By imposing sanctions and simultaneously pursuing the goal of mandatory action, we will expose the veto casters and other collaborators as the allies and protectors of apartheid.

Mr. President, since the opposition to sanctions is based upon a determination to preserve the apartheid system, we must expect that every device will be used to make sanctions ineffective. After all, it was Britain who both asked the United Nations to impose sanctions on the rebel Smith and who was one of the chief offenders in breaching oil sanctions - so there is a lot of experience there. But we should not be deterred. Let us remember that if it is inevitable that sanctions won`t work and are ineffective, there would have been no need to cast vetoes: why flog a dead horse? The veto was used precisely because sanctions can be made effective and can have an impact. The Conference must therefore concern itself with the task of mobilising the international community to ensure that sanctions are made effective.

Collaborators Must be Forced to Choose

Apartheid`s collaborators must be made to realise that they cannot defend racists and claim to be non-racist. They cannot support apartheid and preach freedom. They cannot exploit cheap labour in South Africa and continue to trade with Africa and the non-aligned countries. They cannot seek concessions and licences in countries supporting the liberation struggle and participate in the profits from apartheid. They cannot be involved in repression in South Africa and in development elsewhere. They cannot allow their arms and products to be used in aggression against South Africa`s neighbours and expect to be absolved from blame and accepted as friends.

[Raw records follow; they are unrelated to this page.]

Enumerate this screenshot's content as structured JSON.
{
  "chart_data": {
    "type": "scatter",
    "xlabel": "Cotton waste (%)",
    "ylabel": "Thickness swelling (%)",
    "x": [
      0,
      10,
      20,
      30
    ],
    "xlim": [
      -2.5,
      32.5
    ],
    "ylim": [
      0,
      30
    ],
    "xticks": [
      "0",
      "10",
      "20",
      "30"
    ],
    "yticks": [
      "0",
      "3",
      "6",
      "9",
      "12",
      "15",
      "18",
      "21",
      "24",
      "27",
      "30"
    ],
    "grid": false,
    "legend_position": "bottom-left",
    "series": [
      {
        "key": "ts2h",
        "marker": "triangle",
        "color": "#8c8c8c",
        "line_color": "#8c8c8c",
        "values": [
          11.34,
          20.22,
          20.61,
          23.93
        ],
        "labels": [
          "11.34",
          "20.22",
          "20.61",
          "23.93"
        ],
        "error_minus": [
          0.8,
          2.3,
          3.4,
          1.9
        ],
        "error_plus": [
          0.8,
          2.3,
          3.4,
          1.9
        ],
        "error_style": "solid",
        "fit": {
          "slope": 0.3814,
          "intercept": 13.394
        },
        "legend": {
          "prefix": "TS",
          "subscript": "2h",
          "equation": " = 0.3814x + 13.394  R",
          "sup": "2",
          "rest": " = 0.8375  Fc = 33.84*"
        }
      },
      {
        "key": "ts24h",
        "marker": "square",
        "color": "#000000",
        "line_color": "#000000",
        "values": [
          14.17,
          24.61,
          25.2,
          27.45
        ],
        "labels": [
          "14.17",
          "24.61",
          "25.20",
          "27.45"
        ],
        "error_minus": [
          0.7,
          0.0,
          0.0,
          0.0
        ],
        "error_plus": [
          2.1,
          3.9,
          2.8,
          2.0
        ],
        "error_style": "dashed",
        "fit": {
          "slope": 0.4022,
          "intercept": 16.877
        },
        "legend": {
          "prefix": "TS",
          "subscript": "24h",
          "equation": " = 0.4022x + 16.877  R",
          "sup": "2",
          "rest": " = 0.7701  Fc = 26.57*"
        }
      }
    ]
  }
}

So I make this final appeal to all those who support the liberation struggle: put these choices before the collaborators. They must be forced to choose between links with apartheid and relations with the majority of the international community, between links with apartheid and links with Africa. Collaboration must be made unprofitable, and it will cease.

I have made these appeals on behalf of the oppressed people of Namibia and South Africa, and all the peoples in the war zones of southern Africa. But this is not a selfish appeal. The establishment of the United Nations stemmed from the desire to bring an end to wars, to stop aggression, to eradicate racism. Collective security is of concern not only to the nations of southern Africa but to all peoples and countries, and sanctions are the primary means available to that end.

Action under Chapter VII is the ultimate peaceful sanction provided for in the United Nations Charter. If sanctions are not imposed on so blatant an offender and so persistent a violator of the Charter as apartheid South Africa, then the efforts of the international community towards a peaceful resolution of international problems will have proved an exercise in futility.

Finally, Mr. President, we pledge the solidarity and support of the ANC and the fighting people of South Africa to SWAPO, the PLO and all peoples fighting against fascism, racism, and imperialism. We gratefully acknowledge the support of the governments and peoples of southern Africa, and the OAU, as well as that of progressive countries, organisations and peoples throughout the world. We reiterate our pledge to rid humanity of the scourge of racism and apartheid-colonial domination in South Africa.

Victory is Certain! 1 The International Conference was organised by the United Nations, in cooperation with the Organisation of African Unity, at UNESCO House, Paris. Mr. Salim Ahmed Salim, Foreign Minister of the United Republic of Tanzania, was President of the Conference.

2 M. François Mitterand, leader of the Socialist Party, was elected President of France in May 1981

3 On April 30, 1981, France, the United Kingdom and the United States vetoed four draft resolutions introduced in the United Nations Security Council, following recommendations of the General Assembly on the question of Namibia, calling for sanctions against South Africa.